Mr. Rojas seems incapable of understanding that the issue isn't how few minorities are represented in a population, but their relative likelihood of reaching a certain position given that representation.

posted by: anon on 10.14.05 at 12:00 PM [permalink]



Mr. Rojas didn't claim to prove that there is bias or no bias (positive or negative) w.r.t. black professors. It's not his job to find numbers proving there is no such bias - it's the task of those complaining about such "anti-white" discrimination (U of C should be presumed innocent until proven guilty).

It is true that the fact that blacks are underrepresnted in academy does not by itself prove that they are discrminated against or not enjoy positive discrimination. However, if indeed there are only 2.5% black tenured professors in the U of C, then even if there is 100% discrimination for them, and all of them are unqualified idiots, this could only effect the chances of a non-black such as Dan Drezner by 2.5%

My belief is that elite schools such as U of C do want more minority faculty, but they try to achieve this goal not by hiring unqualified applicants but by working hard
to lure outstanding minority faculty.

posted by: assistant prof on 10.14.05 at 12:00 PM [permalink]
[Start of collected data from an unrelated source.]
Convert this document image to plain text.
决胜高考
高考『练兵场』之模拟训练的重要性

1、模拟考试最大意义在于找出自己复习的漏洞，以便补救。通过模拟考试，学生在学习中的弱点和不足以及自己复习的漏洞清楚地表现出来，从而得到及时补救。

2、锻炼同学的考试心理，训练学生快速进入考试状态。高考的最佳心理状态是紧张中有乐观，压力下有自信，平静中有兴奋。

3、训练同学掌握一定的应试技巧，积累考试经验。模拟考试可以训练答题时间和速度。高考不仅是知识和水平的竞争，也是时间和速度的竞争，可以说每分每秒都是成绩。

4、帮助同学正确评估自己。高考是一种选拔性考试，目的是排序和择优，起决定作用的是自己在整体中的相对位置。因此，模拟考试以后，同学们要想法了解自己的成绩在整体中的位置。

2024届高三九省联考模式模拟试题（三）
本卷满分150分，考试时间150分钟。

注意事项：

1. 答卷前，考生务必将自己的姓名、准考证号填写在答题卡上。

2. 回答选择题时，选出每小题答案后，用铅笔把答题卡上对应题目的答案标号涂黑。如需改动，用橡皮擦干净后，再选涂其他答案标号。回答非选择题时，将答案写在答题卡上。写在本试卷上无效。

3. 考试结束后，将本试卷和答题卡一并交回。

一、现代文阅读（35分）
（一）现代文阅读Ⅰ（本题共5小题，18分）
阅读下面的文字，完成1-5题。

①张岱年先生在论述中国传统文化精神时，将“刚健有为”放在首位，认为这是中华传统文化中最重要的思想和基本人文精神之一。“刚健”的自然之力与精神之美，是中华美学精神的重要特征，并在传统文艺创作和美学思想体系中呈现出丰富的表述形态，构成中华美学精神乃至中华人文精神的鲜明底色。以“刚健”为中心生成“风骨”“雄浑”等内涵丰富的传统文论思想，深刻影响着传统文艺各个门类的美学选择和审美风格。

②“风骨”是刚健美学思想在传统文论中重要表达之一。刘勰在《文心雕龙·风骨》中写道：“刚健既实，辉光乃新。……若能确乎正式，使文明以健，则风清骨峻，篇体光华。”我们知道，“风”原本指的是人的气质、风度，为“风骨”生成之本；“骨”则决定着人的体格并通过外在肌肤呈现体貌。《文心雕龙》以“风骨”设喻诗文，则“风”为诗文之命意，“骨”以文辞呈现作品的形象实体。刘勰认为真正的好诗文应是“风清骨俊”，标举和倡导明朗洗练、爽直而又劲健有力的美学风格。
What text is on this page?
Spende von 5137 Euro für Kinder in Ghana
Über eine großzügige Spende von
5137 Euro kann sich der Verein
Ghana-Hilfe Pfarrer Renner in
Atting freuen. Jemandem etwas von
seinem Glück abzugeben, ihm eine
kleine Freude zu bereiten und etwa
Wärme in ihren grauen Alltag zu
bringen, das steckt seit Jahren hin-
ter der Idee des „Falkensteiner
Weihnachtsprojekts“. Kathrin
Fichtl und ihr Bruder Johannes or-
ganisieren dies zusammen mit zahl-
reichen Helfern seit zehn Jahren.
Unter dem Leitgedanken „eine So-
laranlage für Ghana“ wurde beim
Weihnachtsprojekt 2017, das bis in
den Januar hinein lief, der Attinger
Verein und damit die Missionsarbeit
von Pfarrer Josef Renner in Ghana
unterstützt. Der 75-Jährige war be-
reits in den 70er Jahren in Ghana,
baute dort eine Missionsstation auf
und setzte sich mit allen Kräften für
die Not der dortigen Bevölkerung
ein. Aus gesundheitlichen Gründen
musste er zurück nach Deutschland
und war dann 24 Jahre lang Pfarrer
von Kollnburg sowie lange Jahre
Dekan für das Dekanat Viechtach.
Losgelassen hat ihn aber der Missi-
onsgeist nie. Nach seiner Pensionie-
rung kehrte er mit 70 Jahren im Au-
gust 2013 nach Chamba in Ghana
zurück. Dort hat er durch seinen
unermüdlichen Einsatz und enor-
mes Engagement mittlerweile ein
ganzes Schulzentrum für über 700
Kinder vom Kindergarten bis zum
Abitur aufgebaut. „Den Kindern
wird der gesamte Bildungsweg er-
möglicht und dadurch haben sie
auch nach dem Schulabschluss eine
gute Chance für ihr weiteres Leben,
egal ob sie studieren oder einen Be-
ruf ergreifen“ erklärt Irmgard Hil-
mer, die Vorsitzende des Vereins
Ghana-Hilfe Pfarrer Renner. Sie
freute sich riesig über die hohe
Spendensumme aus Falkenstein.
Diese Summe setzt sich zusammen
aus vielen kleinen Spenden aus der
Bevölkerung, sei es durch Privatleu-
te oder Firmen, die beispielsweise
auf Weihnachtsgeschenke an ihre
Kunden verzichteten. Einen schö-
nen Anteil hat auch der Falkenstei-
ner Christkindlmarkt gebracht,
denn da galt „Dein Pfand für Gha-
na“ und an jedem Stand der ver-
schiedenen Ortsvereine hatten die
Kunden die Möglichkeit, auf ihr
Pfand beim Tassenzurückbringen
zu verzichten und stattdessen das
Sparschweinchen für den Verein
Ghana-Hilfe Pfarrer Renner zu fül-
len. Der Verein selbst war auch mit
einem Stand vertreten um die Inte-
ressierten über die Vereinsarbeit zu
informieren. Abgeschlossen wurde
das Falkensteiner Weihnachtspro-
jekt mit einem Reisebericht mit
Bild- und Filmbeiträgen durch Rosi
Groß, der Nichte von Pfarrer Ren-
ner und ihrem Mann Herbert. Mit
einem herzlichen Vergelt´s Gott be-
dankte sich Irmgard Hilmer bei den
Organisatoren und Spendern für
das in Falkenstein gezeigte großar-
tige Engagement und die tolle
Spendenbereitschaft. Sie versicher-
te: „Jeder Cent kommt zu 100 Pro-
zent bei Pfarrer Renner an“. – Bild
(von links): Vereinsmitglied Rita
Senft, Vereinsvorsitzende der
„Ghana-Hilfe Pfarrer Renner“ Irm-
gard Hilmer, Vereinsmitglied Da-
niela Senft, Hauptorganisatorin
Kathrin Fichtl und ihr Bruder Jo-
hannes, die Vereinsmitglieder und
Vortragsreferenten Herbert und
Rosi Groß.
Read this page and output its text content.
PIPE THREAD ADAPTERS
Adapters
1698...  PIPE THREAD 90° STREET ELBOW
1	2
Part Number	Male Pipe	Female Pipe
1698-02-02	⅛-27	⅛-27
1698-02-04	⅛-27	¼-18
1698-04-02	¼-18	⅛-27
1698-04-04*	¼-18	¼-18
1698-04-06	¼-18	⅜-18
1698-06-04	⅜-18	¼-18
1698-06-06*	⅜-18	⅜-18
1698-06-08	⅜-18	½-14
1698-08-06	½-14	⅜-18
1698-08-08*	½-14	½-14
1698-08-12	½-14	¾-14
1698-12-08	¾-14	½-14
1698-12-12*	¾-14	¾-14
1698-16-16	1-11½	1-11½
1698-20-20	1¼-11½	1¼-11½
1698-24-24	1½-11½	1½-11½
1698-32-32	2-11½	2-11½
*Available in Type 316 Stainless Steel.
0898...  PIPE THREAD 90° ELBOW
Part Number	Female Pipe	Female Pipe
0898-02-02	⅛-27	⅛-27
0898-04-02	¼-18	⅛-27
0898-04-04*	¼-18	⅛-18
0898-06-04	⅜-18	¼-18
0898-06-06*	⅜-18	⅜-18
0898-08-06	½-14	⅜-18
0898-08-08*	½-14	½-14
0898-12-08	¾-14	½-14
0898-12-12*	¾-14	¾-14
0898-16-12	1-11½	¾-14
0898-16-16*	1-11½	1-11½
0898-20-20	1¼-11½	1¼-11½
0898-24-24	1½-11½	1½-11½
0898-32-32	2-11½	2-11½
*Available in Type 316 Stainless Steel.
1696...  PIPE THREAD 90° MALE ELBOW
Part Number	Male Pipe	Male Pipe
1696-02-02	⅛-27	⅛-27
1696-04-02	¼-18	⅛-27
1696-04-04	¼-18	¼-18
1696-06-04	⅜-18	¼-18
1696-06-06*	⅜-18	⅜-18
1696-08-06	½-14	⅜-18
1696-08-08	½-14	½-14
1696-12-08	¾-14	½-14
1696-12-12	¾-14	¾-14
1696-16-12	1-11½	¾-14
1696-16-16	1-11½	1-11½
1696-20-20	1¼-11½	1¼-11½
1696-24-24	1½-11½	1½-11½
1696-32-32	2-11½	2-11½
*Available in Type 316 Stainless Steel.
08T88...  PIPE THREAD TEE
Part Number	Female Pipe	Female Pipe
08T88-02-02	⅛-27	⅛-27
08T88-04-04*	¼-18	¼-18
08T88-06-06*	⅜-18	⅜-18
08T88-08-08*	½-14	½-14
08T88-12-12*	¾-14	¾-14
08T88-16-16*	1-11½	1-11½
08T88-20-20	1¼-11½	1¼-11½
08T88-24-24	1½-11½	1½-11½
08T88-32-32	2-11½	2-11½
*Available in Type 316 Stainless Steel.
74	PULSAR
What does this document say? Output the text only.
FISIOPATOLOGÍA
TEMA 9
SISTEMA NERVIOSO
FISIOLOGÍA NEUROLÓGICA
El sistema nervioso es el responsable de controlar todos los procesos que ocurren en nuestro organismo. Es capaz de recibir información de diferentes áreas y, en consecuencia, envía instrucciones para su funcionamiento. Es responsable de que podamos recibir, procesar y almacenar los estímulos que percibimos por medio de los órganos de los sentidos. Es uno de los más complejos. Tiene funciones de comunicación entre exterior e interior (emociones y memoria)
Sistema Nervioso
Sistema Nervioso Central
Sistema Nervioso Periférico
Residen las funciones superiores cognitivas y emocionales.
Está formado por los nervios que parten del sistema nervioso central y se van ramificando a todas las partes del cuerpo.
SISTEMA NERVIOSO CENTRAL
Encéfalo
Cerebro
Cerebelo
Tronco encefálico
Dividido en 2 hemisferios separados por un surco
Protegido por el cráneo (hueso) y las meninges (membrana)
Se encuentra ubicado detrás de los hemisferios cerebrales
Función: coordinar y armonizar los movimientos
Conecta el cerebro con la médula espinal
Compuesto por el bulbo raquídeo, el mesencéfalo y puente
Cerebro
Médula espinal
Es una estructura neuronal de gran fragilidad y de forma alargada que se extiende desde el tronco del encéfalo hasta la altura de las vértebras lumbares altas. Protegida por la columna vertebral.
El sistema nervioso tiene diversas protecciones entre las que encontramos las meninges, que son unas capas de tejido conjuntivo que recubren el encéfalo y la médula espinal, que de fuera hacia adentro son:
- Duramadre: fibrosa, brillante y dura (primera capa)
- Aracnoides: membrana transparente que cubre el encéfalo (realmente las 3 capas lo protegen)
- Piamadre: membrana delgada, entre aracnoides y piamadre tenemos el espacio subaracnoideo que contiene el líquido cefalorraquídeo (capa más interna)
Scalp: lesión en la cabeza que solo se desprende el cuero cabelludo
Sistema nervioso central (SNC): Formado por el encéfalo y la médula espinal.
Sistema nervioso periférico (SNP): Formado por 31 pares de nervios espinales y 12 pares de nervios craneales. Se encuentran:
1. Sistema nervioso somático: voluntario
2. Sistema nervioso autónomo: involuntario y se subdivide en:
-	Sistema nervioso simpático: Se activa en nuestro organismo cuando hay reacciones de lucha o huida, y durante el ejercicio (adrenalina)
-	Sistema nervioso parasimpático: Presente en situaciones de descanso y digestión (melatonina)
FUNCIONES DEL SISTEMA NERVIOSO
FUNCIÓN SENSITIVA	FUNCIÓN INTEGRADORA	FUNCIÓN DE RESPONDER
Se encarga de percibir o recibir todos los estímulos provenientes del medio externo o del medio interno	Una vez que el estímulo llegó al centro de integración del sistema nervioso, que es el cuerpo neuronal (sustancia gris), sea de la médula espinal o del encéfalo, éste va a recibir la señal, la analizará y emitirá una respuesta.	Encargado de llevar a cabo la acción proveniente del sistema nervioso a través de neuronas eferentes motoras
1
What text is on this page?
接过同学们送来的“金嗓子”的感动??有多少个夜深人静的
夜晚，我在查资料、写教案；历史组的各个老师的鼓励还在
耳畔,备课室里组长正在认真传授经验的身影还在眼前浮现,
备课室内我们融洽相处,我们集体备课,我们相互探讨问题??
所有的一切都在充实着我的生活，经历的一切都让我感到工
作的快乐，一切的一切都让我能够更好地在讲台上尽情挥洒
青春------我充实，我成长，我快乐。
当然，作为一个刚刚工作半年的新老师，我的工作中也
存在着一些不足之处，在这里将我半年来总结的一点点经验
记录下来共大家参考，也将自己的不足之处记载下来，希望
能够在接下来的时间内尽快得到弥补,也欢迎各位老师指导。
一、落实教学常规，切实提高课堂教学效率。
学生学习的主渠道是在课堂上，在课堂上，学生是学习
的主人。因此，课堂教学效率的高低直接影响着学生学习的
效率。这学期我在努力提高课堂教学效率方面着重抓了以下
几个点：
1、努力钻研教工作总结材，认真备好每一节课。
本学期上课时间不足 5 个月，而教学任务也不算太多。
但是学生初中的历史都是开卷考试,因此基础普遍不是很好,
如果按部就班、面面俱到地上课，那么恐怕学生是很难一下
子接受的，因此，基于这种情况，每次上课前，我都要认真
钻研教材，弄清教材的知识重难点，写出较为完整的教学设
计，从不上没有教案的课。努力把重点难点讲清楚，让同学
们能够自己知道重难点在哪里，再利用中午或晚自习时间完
Anyone who has been privy to hiring and promotion decisions in social science departments around the country can see that women and minorities are the beneficiaries of preferential treatment. This is the name of the game with affirmative action. I don't see how this is controversial; affirmative action is normative in social science academia.

The following is a common occurrence. Faculty at well-known departments review the CVs of several job applicants or tenure candidates, one of which is African-American, the other white. Now, people who are not familiar with how the process typically works may believe that black and white applicants tend to have CVs that can be equivalently ranked according to standard criteria. Its unfortunately true that this is usually not the case. Instead, for whatever reason, people evaluating job candidates usually are faced with a more qualified white applicant and a less qualified black applicant. In order to ensure a sufficient number of minority faculty (or minorities), department members must often choose less qualified minority applicants. Obviously, this does not mean that every minority is less qualified than every white. There is merely the tendency for this to be the case. (Some would immediately question, what does it mean to be less qualified? Obviously there is subjectivity here, but there are established standards in political science and other disciplines. E.g. an AJPS or APSR publication would generally receive greater weight than a paper published in a lesser known journal.)

A direct corollary of affirmative action policy is that white applicants (for promotion or hire) are at a disadvantage because of their race relative to minorities. This may be an acceptable downside, given all of the benefits of affirmative action. But we should at least acknowledge this as a cost of affirmative action.

I think I can understand the frustration of Fabio Rojas, who feels as though people may doubt his intellect, and secretly (or not so secretly) suspect that that his success is owed to his ethnicity and not his hard work and intelligence. But I think Rojas's frustration is another negative consequence of affirmative action policies in the academy. Without affirmative action, Rojas would have had the success he has enjoyed, without the downside of the doubts generated by such a policy. In other words, there are psychic costs for AA, often borne by the people AA was intended to help.

AA proponents often argue that AA detractors speak of a pipe dream in advocating "pure meritocracy" because the system is not completely meritocratic, with or without AA, anyway.

Of course not. Meritocracy is something to be strived for, yet never quite fully achieved.